Maßnahmen der flämischen Regierung, um Auswirkungen der Krise abzufedern

Die flämische Regierung hat drei wichtige Entscheidungen an diesem Freitag gefällt, um die Auswirkungen der Krise abzufedern. So stellt sie zum Beispiel 100 Millionen Euro für Krisengarantien für Unternehmen bereit.

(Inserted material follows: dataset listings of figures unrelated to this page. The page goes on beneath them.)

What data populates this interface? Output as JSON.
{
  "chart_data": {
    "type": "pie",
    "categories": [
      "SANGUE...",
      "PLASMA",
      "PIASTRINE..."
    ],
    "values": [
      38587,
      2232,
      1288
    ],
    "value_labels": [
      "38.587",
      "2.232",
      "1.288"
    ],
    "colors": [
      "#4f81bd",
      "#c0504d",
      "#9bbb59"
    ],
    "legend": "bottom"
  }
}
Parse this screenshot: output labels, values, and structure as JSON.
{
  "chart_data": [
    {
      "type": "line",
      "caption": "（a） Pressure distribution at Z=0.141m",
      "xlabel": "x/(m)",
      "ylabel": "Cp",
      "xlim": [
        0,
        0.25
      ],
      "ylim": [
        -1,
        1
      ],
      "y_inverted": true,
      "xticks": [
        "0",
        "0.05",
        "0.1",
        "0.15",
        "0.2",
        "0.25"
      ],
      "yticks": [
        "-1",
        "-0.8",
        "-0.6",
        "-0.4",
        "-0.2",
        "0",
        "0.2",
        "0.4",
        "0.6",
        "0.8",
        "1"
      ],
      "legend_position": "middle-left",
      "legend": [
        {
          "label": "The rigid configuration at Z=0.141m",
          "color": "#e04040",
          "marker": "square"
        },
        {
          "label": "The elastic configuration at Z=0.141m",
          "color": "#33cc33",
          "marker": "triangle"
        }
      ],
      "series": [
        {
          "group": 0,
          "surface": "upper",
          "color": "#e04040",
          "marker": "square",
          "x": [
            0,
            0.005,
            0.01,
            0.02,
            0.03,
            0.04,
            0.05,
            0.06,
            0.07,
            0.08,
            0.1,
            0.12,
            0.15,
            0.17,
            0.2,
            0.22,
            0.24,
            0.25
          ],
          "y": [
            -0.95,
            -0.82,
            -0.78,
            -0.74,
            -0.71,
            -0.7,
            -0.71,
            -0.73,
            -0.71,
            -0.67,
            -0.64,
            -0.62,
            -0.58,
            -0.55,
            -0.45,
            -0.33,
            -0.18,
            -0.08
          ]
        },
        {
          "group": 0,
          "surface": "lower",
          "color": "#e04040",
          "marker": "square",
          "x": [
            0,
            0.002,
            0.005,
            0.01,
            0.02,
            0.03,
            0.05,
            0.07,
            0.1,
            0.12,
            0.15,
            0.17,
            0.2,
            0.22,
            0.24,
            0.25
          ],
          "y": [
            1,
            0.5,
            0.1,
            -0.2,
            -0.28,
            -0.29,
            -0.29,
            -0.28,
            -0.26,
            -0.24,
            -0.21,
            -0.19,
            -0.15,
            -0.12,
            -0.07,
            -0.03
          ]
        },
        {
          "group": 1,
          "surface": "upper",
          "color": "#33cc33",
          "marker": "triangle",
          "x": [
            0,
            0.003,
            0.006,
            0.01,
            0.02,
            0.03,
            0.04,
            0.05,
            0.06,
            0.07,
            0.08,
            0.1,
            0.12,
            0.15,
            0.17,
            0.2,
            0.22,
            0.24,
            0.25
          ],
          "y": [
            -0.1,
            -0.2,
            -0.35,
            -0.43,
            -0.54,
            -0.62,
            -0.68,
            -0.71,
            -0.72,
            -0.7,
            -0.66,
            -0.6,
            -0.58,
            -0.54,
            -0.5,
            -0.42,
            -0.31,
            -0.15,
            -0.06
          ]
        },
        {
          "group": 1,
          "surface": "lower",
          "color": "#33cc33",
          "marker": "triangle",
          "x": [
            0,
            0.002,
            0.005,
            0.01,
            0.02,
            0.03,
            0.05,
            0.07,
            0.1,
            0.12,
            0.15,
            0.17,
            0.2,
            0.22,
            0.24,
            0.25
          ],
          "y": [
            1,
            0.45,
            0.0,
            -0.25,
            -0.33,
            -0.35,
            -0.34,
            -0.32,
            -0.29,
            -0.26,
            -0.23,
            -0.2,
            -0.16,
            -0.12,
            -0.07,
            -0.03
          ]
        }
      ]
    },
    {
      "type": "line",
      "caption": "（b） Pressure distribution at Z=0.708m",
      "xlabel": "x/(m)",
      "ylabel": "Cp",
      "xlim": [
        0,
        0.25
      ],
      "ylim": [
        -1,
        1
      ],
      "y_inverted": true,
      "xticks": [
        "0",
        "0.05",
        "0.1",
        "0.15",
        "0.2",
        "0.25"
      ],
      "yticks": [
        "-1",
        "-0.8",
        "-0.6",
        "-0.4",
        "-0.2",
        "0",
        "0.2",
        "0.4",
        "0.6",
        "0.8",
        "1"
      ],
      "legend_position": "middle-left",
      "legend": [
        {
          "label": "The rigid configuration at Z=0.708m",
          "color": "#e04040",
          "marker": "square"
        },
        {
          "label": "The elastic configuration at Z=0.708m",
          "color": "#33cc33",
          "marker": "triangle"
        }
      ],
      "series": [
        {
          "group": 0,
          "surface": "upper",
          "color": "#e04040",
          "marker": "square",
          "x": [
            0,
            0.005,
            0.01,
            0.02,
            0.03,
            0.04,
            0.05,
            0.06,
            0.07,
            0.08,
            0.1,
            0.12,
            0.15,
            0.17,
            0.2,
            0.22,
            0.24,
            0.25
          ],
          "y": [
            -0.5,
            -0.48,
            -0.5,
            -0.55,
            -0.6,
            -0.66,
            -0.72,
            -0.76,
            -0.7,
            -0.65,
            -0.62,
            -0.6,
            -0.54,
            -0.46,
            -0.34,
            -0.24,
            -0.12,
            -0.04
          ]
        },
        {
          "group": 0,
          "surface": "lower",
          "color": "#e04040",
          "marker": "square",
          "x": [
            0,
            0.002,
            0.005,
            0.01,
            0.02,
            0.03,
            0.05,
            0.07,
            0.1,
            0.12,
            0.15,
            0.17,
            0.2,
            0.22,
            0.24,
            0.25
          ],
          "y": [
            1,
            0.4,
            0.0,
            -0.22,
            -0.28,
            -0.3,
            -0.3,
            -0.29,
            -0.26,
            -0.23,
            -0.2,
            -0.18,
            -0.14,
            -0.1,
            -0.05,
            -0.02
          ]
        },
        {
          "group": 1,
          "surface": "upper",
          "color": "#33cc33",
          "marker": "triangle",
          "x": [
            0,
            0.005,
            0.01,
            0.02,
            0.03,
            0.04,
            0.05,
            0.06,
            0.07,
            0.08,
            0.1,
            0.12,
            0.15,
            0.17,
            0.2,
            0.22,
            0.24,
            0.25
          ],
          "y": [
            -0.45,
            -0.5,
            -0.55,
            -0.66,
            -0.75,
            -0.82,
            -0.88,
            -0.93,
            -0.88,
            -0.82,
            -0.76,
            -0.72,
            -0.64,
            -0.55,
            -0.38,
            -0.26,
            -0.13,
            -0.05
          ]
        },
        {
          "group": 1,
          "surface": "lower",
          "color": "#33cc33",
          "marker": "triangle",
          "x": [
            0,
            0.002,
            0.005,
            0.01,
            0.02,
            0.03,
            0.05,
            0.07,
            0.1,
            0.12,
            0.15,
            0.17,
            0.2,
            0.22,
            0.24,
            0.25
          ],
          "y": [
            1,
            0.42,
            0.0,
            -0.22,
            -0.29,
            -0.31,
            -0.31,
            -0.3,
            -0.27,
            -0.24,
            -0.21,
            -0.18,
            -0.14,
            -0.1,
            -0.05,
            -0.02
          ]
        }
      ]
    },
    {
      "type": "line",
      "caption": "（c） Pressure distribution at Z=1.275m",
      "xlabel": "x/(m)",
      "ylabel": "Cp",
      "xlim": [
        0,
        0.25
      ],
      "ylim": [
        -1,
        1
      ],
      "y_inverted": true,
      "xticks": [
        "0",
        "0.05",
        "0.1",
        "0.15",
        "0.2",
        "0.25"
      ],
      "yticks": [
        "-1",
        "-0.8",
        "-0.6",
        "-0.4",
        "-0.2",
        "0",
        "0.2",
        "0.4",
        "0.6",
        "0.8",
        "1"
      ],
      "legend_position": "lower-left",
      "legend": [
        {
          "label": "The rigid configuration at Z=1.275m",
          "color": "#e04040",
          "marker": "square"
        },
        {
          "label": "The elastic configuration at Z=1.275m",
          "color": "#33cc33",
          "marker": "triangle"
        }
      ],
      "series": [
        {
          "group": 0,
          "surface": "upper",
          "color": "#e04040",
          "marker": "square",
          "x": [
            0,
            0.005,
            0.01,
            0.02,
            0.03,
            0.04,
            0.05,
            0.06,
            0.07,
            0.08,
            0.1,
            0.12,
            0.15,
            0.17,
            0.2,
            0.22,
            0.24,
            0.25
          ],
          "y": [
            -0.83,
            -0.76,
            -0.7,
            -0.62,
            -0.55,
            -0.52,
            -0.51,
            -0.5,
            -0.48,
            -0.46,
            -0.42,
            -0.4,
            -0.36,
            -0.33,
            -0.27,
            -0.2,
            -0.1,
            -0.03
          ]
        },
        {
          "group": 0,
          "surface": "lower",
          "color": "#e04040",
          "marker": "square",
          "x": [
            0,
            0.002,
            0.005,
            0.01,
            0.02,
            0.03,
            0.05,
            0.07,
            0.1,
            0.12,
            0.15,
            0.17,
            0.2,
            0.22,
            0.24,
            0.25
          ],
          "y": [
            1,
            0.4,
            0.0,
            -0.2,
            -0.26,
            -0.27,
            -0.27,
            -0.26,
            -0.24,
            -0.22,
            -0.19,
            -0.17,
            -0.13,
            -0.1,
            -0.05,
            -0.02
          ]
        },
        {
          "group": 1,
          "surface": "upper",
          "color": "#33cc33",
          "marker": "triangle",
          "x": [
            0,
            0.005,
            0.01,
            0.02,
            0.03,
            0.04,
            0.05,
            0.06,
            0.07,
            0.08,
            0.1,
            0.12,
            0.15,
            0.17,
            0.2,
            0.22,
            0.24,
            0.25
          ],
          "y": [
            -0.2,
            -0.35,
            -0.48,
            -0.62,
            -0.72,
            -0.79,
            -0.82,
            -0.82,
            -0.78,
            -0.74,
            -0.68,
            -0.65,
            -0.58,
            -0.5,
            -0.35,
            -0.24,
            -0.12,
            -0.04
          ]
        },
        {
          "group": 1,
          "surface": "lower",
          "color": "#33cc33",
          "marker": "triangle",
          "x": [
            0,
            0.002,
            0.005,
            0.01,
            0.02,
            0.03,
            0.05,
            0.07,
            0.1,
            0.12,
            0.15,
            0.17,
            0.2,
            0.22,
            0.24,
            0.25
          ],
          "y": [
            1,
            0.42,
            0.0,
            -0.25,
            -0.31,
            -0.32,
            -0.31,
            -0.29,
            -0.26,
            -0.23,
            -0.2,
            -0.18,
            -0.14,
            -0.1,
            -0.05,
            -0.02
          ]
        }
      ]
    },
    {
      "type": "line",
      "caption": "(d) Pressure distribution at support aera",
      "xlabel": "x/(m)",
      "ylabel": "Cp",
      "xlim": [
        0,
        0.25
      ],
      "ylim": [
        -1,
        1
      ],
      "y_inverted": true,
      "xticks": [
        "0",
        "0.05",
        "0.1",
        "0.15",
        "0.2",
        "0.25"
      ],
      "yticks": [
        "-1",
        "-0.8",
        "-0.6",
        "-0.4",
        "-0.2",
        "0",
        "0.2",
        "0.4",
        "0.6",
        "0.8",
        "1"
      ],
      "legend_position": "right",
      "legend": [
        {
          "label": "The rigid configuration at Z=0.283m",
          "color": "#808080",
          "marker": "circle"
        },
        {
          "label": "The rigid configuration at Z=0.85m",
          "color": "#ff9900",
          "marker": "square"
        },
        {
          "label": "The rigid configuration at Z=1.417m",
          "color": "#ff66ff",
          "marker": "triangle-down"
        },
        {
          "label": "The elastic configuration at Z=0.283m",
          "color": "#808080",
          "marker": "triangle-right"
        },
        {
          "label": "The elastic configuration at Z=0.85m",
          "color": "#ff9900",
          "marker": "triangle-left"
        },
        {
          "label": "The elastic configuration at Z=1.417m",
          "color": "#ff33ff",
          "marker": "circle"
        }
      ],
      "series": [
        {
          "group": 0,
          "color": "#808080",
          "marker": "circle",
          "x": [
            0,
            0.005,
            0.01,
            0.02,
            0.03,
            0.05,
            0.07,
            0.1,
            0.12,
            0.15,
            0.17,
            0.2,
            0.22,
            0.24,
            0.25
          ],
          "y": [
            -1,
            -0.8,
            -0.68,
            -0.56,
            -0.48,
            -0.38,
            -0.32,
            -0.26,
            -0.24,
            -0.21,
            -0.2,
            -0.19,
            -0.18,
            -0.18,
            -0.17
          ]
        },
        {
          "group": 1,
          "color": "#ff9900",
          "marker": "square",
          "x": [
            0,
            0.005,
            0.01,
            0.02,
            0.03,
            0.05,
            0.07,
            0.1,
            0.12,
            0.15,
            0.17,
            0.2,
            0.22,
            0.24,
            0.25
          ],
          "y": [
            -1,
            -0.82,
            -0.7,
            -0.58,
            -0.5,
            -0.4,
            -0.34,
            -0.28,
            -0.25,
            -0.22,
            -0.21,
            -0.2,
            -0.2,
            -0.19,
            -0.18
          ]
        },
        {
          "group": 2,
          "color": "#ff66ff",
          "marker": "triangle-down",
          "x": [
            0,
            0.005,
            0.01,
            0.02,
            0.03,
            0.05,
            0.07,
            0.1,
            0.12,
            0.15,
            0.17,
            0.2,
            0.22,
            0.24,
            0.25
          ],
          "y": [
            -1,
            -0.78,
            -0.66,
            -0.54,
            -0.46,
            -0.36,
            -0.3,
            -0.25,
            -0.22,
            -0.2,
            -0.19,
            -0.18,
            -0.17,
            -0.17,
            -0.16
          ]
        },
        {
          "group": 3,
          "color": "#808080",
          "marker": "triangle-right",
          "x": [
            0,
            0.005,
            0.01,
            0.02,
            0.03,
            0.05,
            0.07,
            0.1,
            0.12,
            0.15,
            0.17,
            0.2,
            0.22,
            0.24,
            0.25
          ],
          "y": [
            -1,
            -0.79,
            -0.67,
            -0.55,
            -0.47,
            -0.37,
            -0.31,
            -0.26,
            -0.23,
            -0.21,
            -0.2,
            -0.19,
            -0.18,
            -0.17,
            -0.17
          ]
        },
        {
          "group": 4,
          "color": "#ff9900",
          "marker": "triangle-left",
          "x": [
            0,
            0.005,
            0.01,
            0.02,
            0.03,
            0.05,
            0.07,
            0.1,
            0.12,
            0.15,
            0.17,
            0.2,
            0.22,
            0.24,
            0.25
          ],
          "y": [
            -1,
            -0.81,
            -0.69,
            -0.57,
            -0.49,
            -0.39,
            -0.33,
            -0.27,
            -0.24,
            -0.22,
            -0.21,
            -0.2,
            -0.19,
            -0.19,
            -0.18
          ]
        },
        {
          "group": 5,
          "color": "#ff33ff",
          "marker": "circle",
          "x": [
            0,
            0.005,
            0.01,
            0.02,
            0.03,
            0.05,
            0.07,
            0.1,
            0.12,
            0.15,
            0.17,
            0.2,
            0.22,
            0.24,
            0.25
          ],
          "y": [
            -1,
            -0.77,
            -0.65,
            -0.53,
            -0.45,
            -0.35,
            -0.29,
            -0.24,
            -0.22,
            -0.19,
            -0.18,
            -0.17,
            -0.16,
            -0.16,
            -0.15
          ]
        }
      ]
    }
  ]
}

Am Tag nach den drastischen Maßnahmen zur Eindämmung der weiteren Ausbreitung des Coronavirus hat die flämische Regierung Maßnahmen ergriffen, um die wirtschaftlichen Folgen dieser Eingriffe so gut wie möglich aufzufangen. So hat die flämische Regierung beispielsweise 100 Millionen Euro für Krisengarantien für Unternehmen bereitgestellt, die aufgrund der Coronakrise Schwierigkeiten haben, ihre Schulden zu begleichen.

Die 100 Millionen Euro werden dafür sorgen, dass Unternehmen und Selbständige auch einen Überbrückungskredit für bestehende Schulden erhalten können. Dieser wird durch die 'Participatiemaatschappij Vlaanderen' garantiert. Die Maßnahme kommt zu den bestehenden Garantien für Investitionskredite und Betriebskapital hinzu.

Daneben wird es eine Pauschale für Geschäfte geben, die die Türen schließen müssen.

Jedes Café oder Restaurant, das am Wochenende und während der Woche geschlossen werden muss, erhält eine Pauschalentschädigung von 4.000 Euro. Sollten die Maßnahmen länger als 21 Tage andauern, werden weitere tägliche Hilfen von 160 Euro gewährt.

Geschäfte, die nur während des Wochenendes geschlossen werden müssen, sollen 2.000 Euro Entschädigung und nach 21 Tagen ebenfalls 160 Euro pro Tag erhalten.

Die flämische Regierung will zudem bei der Präsidentin der Europäischen Kommission, Ursula von der Leyen, vor dem Hintergrund dieser Krise eine größere Flexibilität für Staatshilfen beantragen.

Darüber hinaus plant die flämische Regierung dringend Bankkonsultationen mit dem Branchenverband Febelfin. Ziel ist es, konkrete Vereinbarungen über die Auswirkungen der Krise auf die Liquidität und Rückzahlungsfähigkeit von Unternehmen, Einzelpersonen und Familien zu treffen. Die flämische Wirtschaftsministerin Hilde Crevits schlug eine Kontaktstelle vor, damit Betroffene eine schnelle Beratung erhalten können.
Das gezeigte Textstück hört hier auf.